Loader Handling for Each File Format
| File Extension | Extraction Logic |
|---|---|
| Default: Extract text and images page by page | |
| OCR: Extract text and convert to MD | |
| .docx | Convert to MD format, remove headers and footers |
| .doc | Convert to docx for processing |
| .xlsx/.xls | Concatenate content from each sheet and each cell |
| .pptx/.ppt | Convert to PDF for processing |
| .txt | Read text directly |
| .md | Read text directly |
| .htm/.html | Not supported yet |
Chunking Strategies
Fixed-Length Chunking
The most straightforward strategy is to split based on document length. This simple and effective method ensures that each chunk does not exceed the set size limit.
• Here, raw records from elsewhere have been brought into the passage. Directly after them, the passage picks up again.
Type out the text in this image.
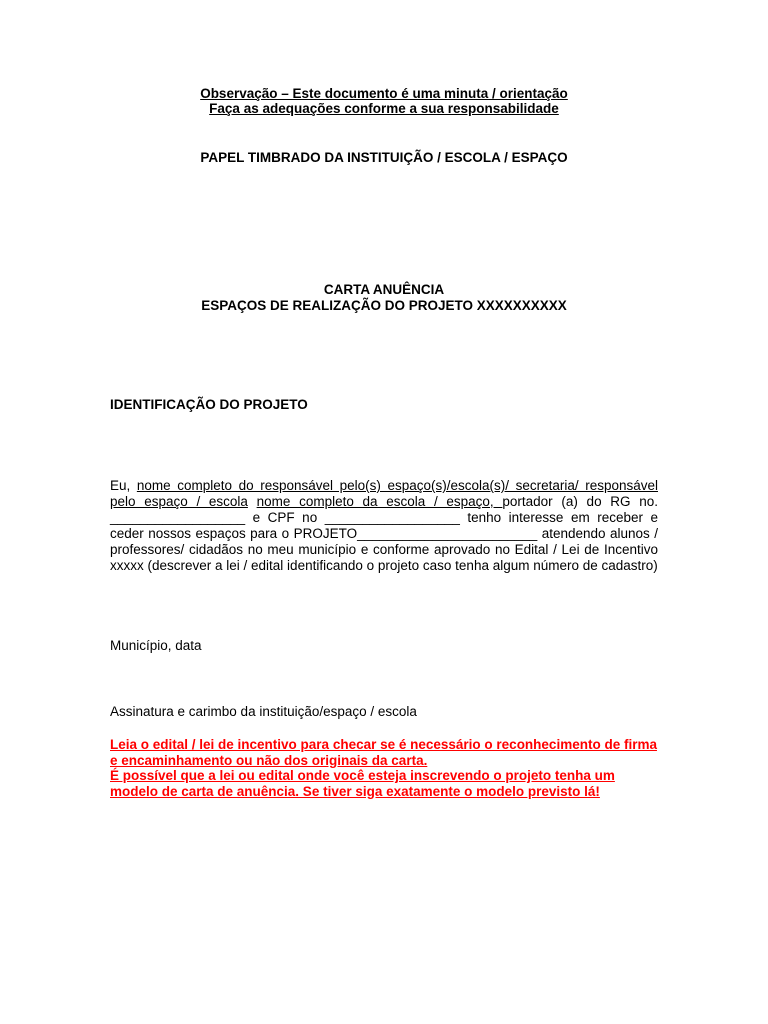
Observação – Este documento é uma minuta / orientação
Faça as adequações conforme a sua responsabilidade
PAPEL TIMBRADO DA INSTITUIÇÃO / ESCOLA / ESPAÇO
CARTA ANUÊNCIA
ESPAÇOS DE REALIZAÇÃO DO PROJETO XXXXXXXXXX
IDENTIFICAÇÃO DO PROJETO
Eu, nome completo do responsável pelo(s) espaço(s)/escola(s)/ secretaria/ responsável pelo espaço / escola nome completo da escola / espaço, portador (a) do RG no. __________________ e CPF no __________________ tenho interesse em receber e ceder nossos espaços para o PROJETO________________________ atendendo alunos / professores/ cidadãos no meu município e conforme aprovado no Edital / Lei de Incentivo xxxxx (descrever a lei / edital identificando o projeto caso tenha algum número de cadastro)
Município, data
Assinatura e carimbo da instituição/espaço / escola
Leia o edital / lei de incentivo para checar se é necessário o reconhecimento de firma e encaminhamento ou não dos originais da carta.
É possível que a lei ou edital onde você esteja inscrevendo o projeto tenha um modelo de carta de anuência. Se tiver siga exatamente o modelo previsto lá!
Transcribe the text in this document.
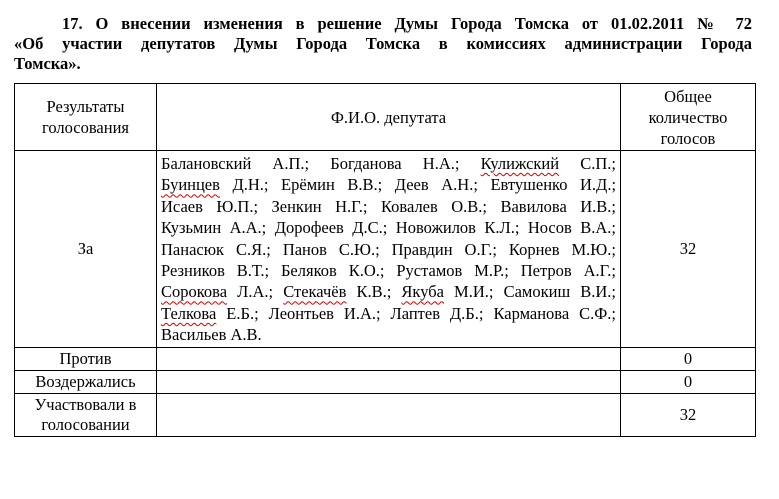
17. О внесении изменения в решение Думы Города Томска от 01.02.2011 № 72
«Об участии депутатов Думы Города Томска в комиссиях администрации Города
Томска».
Результаты голосования	Ф.И.О. депутата	Общее количество голосов
За	Балановский А.П.; Богданова Н.А.; Кулижский С.П.; Буинцев Д.Н.; Ерёмин В.В.; Деев А.Н.; Евтушенко И.Д.; Исаев Ю.П.; Зенкин Н.Г.; Ковалев О.В.; Вавилова И.В.; Кузьмин А.А.; Дорофеев Д.С.; Новожилов К.Л.; Носов В.А.; Панасюк С.Я.; Панов С.Ю.; Правдин О.Г.; Корнев М.Ю.; Резников В.Т.; Беляков К.О.; Рустамов М.Р.; Петров А.Г.; Сорокова Л.А.; Стекачёв К.В.; Якуба М.И.; Самокиш В.И.; Телкова Е.Б.; Леонтьев И.А.; Лаптев Д.Б.; Карманова С.Ф.; Васильев А.В.	32
Против		0
Воздержались		0
Участвовали в голосовании		32
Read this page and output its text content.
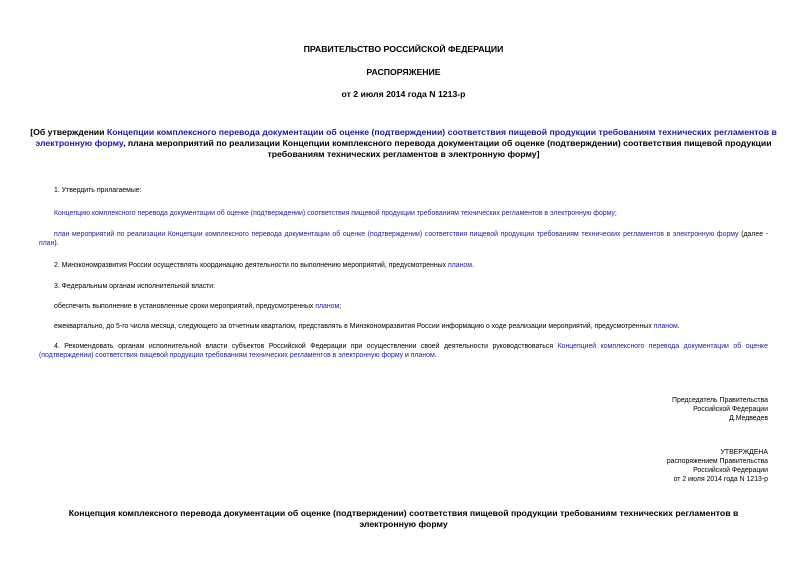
ПРАВИТЕЛЬСТВО РОССИЙСКОЙ ФЕДЕРАЦИИ
РАСПОРЯЖЕНИЕ
от 2 июля 2014 года N 1213-р
[Об утверждении Концепции комплексного перевода документации об оценке (подтверждении) соответствия пищевой продукции требованиям технических регламентов в электронную форму, плана мероприятий по реализации Концепции комплексного перевода документации об оценке (подтверждении) соответствия пищевой продукции требованиям технических регламентов в электронную форму]
1. Утвердить прилагаемые:
Концепцию комплексного перевода документации об оценке (подтверждении) соответствия пищевой продукции требованиям технических регламентов в электронную форму;
план мероприятий по реализации Концепции комплексного перевода документации об оценке (подтверждении) соответствия пищевой продукции требованиям технических регламентов в электронную форму (далее - план).
2. Минэкономразвития России осуществлять координацию деятельности по выполнению мероприятий, предусмотренных планом.
3. Федеральным органам исполнительной власти:
обеспечить выполнение в установленные сроки мероприятий, предусмотренных планом;
ежеквартально, до 5-го числа месяца, следующего за отчетным кварталом, представлять в Минэкономразвития России информацию о ходе реализации мероприятий, предусмотренных планом.
4. Рекомендовать органам исполнительной власти субъектов Российской Федерации при осуществлении своей деятельности руководствоваться Концепцией комплексного перевода документации об оценке (подтверждении) соответствия пищевой продукции требованиям технических регламентов в электронную форму и планом.
Председатель Правительства
Российской Федерации
Д.Медведев
УТВЕРЖДЕНА
распоряжением Правительства
Российской Федерации
от 2 июля 2014 года N 1213-р
Концепция комплексного перевода документации об оценке (подтверждении) соответствия пищевой продукции требованиям технических регламентов в электронную форму
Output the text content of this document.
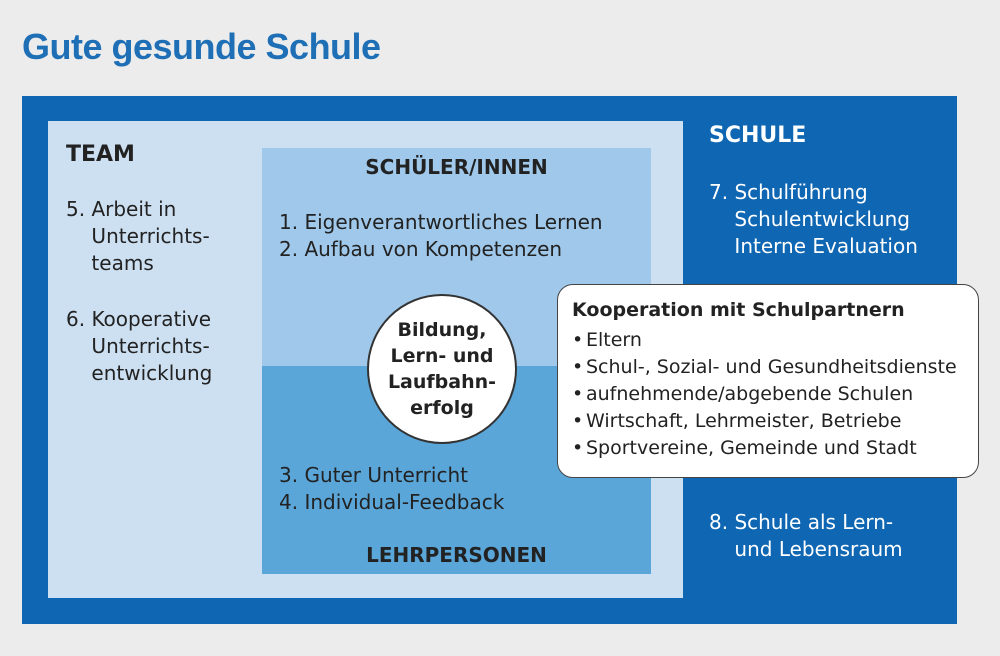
Gute gesunde Schule
TEAM
SCHULE
SCHÜLER/INNEN
LEHRPERSONEN
5. Arbeit in
Unterrichts-
teams
6. Kooperative
Unterrichts-
entwicklung
1. Eigenverantwortliches Lernen
2. Aufbau von Kompetenzen
3. Guter Unterricht
4. Individual-Feedback
7. Schulführung
Schulentwicklung
Interne Evaluation
8. Schule als Lern-
und Lebensraum
Bildung,
Lern- und
Laufbahn-
erfolg
Kooperation mit Schulpartnern
• Eltern
• Schul-, Sozial- und Gesundheitsdienste
• aufnehmende/abgebende Schulen
• Wirtschaft, Lehrmeister, Betriebe
• Sportvereine, Gemeinde und Stadt
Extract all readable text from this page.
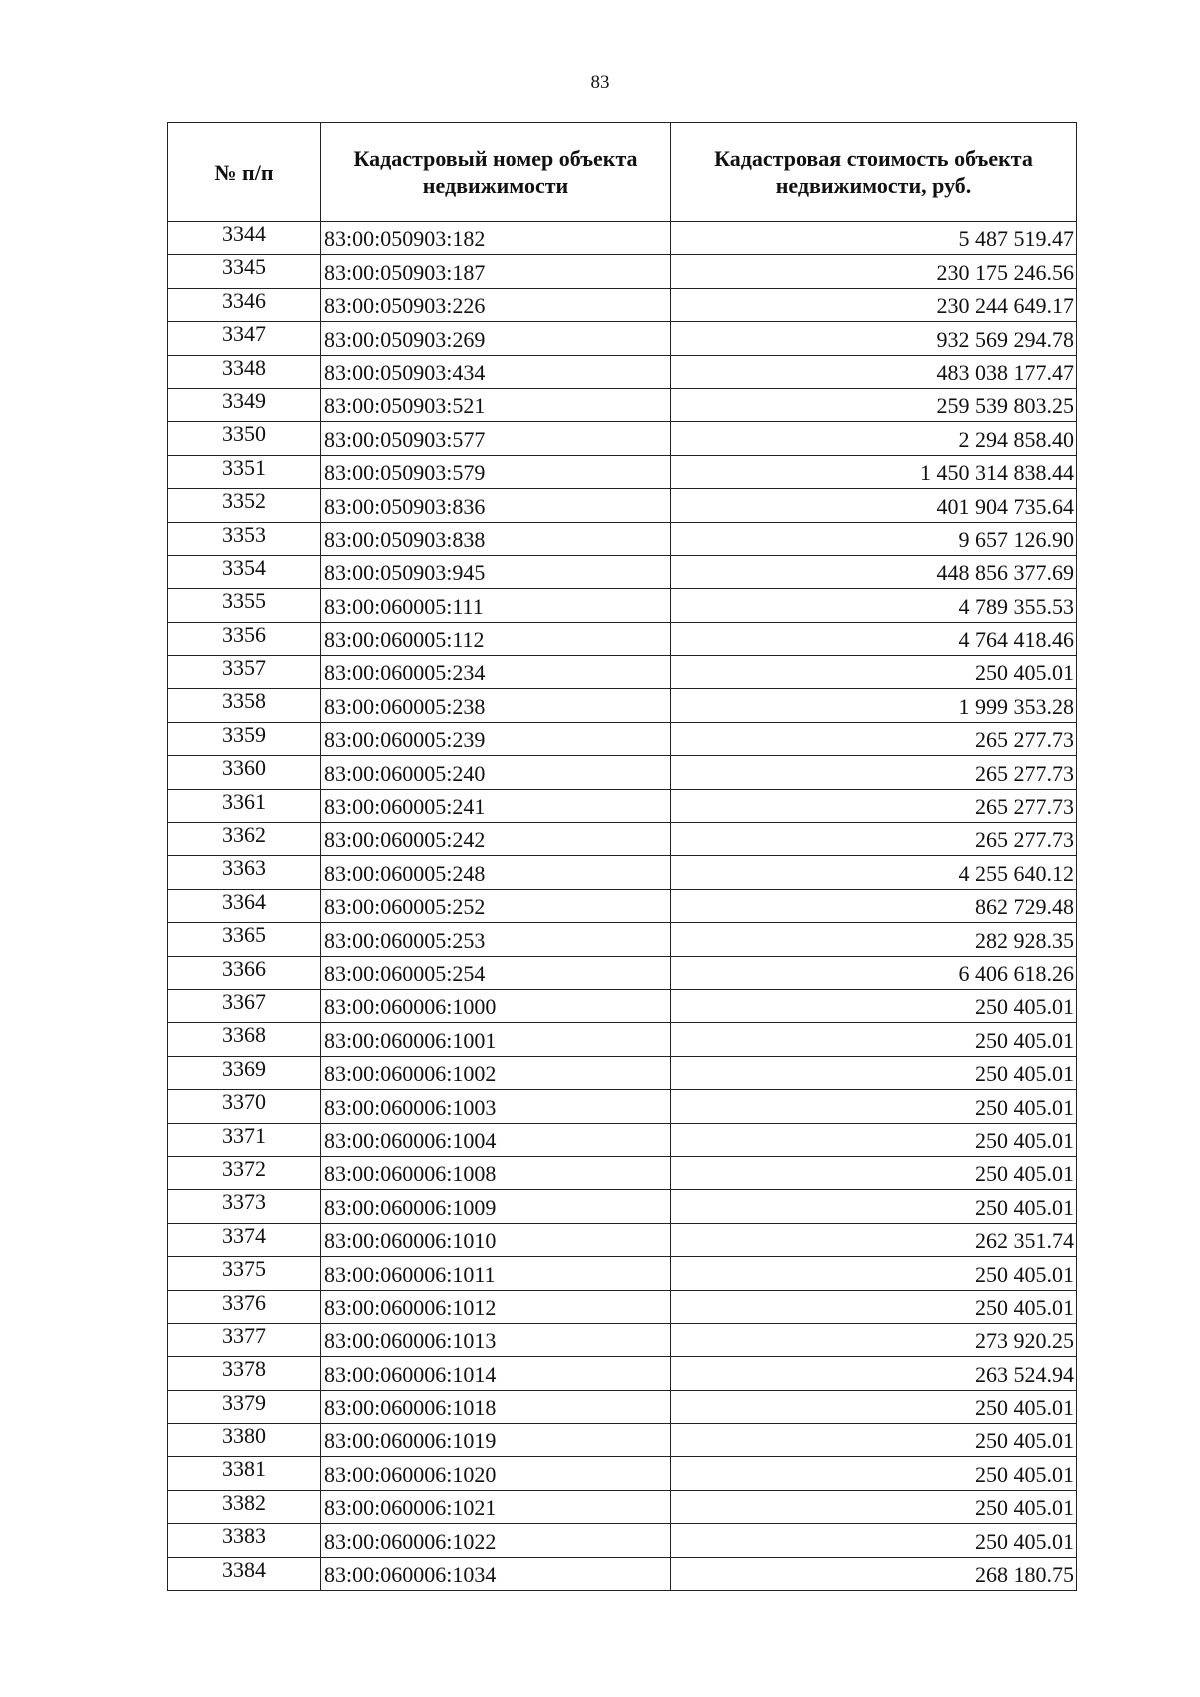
83
№ п/п	Кадастровый номер объекта недвижимости	Кадастровая стоимость объекта недвижимости, руб.
3344	83:00:050903:182	5 487 519.47
3345	83:00:050903:187	230 175 246.56
3346	83:00:050903:226	230 244 649.17
3347	83:00:050903:269	932 569 294.78
3348	83:00:050903:434	483 038 177.47
3349	83:00:050903:521	259 539 803.25
3350	83:00:050903:577	2 294 858.40
3351	83:00:050903:579	1 450 314 838.44
3352	83:00:050903:836	401 904 735.64
3353	83:00:050903:838	9 657 126.90
3354	83:00:050903:945	448 856 377.69
3355	83:00:060005:111	4 789 355.53
3356	83:00:060005:112	4 764 418.46
3357	83:00:060005:234	250 405.01
3358	83:00:060005:238	1 999 353.28
3359	83:00:060005:239	265 277.73
3360	83:00:060005:240	265 277.73
3361	83:00:060005:241	265 277.73
3362	83:00:060005:242	265 277.73
3363	83:00:060005:248	4 255 640.12
3364	83:00:060005:252	862 729.48
3365	83:00:060005:253	282 928.35
3366	83:00:060005:254	6 406 618.26
3367	83:00:060006:1000	250 405.01
3368	83:00:060006:1001	250 405.01
3369	83:00:060006:1002	250 405.01
3370	83:00:060006:1003	250 405.01
3371	83:00:060006:1004	250 405.01
3372	83:00:060006:1008	250 405.01
3373	83:00:060006:1009	250 405.01
3374	83:00:060006:1010	262 351.74
3375	83:00:060006:1011	250 405.01
3376	83:00:060006:1012	250 405.01
3377	83:00:060006:1013	273 920.25
3378	83:00:060006:1014	263 524.94
3379	83:00:060006:1018	250 405.01
3380	83:00:060006:1019	250 405.01
3381	83:00:060006:1020	250 405.01
3382	83:00:060006:1021	250 405.01
3383	83:00:060006:1022	250 405.01
3384	83:00:060006:1034	268 180.75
The main advantages of length-based splitting include:
- Simple to implement
- Consistent chunk size
- Easily adaptable to different model requirements
Recursive Chunking
Natural language text is usually composed of hierarchical units such as paragraphs, sentences, and words. We can leverage this structure to formulate splitting strategies that ensure semantic coherence while adapting to different levels of text granularity. It prioritizes keeping larger units (such as paragraphs) intact. If a unit exceeds the chunk size limit, splitting proceeds to the next level (such as sentences). If further splitting is needed, it continues to the word level.
Semantic Chunking
Unlike previous methods, semantic-based splitting focuses more on the content of the text. While other methods use document or text structure to indirectly represent semantics, this approach directly analyzes the semantic content of the text. There are various ways to implement this, but the core idea is to split when there is a significant change in the meaning of the text. For example, we can use a sliding window technique to generate text embeddings and compare these embeddings to detect major semantic differences: First, generate embeddings for the initial sentences. Then, slide the window to the next group of sentences and generate new embeddings. Compare these embeddings to find significant differences, indicating possible semantic "breakpoints." This technique can produce more semantically coherent text chunks, which may improve the quality of downstream tasks such as retrieval or summarization.